A maior parte do povo munduruku vive na extensão do Alto Tapajós, especialmente, no afluente, o rio Cururu, no sudoeste do Pará, a mais de 1.000km da capital Belém. A região possui fartura em ouro e se tornou o segundo maior foco de garimpos ilegais no Brasil, segundo o Instituto Socioambiental (ISA) — ficando entre os ianomâmis, em Roraima, e os caiapós, também no Pará.
A atividade tem colocado a vida de milhares de mundurukus em risco, pois os rejeitos e sedimentos de mineração são jogados nos rios e contamina os afluentes e os peixes, fazendo com que os indígenas tenham alta concentração de mercúrio no sangue. Desde 2017, a Fundação Oswaldo Cruz (Fiocruz) realiza pesquisas nessa população e revelou que, seis em cada 10 mulheres da etnia, em idade fértil, possuem níveis de mercúrio acima do tolerado pela Organização Mundial da Saúde (OMS). A substância é tóxica e transmitida de mãe para filho. Assim, a notícia desanima a procriação.

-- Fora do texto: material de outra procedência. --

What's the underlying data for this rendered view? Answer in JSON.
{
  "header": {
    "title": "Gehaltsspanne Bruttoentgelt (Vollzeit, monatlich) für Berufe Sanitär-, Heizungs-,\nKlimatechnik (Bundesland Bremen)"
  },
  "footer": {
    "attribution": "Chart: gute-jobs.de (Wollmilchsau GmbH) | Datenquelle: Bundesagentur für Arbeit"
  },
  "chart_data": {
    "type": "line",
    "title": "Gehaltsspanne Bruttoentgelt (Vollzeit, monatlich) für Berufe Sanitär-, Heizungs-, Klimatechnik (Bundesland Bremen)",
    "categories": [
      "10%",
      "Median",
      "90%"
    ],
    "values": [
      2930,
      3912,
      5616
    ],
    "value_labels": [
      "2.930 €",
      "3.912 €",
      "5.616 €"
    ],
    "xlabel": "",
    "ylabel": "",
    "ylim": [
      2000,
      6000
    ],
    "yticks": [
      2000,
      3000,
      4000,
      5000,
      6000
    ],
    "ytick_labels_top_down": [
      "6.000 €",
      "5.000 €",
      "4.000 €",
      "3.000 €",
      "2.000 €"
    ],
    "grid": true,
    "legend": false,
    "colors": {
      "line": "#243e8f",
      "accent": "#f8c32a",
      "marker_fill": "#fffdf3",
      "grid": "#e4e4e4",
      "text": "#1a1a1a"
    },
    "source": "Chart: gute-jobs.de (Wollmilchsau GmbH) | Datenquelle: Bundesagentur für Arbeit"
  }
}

"Aí a criança já nasce aleijada, por causa do mercúrio, sem orelha. Tem um bocado já. O doutor disse que é mercúrio que faz assim com as pessoas. Nós que somos pais, nossas mães, já estão todos doentes com mercúrio. Peixe doente, água contaminada, Tapajó já contaminado", afirma o cacique geral do povo munduruku, Arnaldo Kabá. Ainda segundo os dados da Fiocruz, 60% dos indígenas da aldeia Sawré Muybu estão contaminados.
Há cerca de 140 aldeias mundurukus espalhadas nas margens do rio Tapajós, com mais de 24 mil indígenas da etnia, numa extensão de 2.700 hectares. Dados do ISA mostram mais de 80 pontos de mineração ilegal dentro da área da tribo.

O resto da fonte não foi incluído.